The inevitable crisis stemmed from the confluence of three key factors: ever increasing energy demands, increasingly limited water resources, and climate change, said Tony Bywater, Lincoln University Professor of Agricultural Systems.

Food prices were already rising as was the number of displaced people, meaning large-scale global famine -- a trigger of global unrest -- was inevitable, Bywater said in a statement Thursday.

The global population was expected to reach 11 billion by 2100, and meeting rising demand for particular foods, such as meat products, was hampered by issues such as climate change, where a 1 percent rise in global temperature was estimated to equate to a 10 percent decrease in food production.

"The farmer's challenge boils down to doubling food production with far less available land, eventually no fossil fuels, and scarce or very costly fertilizers and all under conditions of increased drought and greater climatic variability," said Bywater.

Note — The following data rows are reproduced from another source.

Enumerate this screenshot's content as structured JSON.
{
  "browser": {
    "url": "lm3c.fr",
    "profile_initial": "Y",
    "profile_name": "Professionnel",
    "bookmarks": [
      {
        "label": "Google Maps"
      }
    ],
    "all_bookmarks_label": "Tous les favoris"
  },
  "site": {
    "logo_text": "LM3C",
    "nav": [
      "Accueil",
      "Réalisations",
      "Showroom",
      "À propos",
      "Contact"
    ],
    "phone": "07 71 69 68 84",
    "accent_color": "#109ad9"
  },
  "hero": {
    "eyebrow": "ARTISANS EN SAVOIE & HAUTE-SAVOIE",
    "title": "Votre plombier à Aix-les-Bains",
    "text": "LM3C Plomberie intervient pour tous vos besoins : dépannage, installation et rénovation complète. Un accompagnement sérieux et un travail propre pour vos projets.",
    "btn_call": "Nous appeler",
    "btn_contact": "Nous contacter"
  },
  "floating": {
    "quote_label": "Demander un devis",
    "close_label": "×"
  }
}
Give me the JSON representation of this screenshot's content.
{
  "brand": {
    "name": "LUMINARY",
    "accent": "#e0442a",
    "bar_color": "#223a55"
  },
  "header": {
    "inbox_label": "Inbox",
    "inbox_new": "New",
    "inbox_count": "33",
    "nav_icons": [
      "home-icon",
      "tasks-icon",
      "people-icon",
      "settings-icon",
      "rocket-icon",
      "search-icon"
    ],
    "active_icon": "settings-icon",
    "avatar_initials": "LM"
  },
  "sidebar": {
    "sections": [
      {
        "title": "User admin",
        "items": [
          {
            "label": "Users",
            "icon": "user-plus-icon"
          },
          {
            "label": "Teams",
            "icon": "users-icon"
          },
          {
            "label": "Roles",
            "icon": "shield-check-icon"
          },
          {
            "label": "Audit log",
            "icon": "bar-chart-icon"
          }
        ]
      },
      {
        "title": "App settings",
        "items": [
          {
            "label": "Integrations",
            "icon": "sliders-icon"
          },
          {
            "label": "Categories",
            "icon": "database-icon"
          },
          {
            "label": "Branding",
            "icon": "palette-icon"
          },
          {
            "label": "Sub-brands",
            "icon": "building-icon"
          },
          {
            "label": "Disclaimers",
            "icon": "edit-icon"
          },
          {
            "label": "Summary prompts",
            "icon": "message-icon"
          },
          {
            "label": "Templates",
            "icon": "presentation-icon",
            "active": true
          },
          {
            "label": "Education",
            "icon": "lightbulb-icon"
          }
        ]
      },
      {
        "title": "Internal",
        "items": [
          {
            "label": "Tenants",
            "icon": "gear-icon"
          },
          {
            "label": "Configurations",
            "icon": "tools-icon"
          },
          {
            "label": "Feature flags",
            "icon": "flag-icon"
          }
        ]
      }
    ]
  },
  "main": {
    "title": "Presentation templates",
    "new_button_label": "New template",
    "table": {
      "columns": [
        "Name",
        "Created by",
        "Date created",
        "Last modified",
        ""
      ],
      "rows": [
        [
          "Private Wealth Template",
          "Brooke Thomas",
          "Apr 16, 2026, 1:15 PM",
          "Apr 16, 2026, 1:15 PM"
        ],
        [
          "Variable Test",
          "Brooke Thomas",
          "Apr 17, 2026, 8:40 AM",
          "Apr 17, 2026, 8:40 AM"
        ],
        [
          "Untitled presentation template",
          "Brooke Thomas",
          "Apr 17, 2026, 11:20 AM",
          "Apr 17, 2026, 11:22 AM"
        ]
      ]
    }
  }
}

As well as looking at ways to reduce food wastage and change diets, researchers needed to "reinvent food" through such ways as bio-agricultures and harnessing technologies that allowed food to be grown in urban spaces, as well as devoting more resources to developing high-efficiency, low-input eco-farming systems.

"Across Western countries, only 1.8 percent of research and development spending goes into agriculture," said Bywater.

Moreover, aid specifically targeted at food production has dropped significantly over the years, he added.

Spending on military weaponry was almost 400 times the amount spent every year on agricultural research, highlighting the importance of seeing "food research as a kind of defense spending. "

While New Zealand would avoid some of the worst effects of the crisis, it would still be affected by high food prices and pressures from displaced people.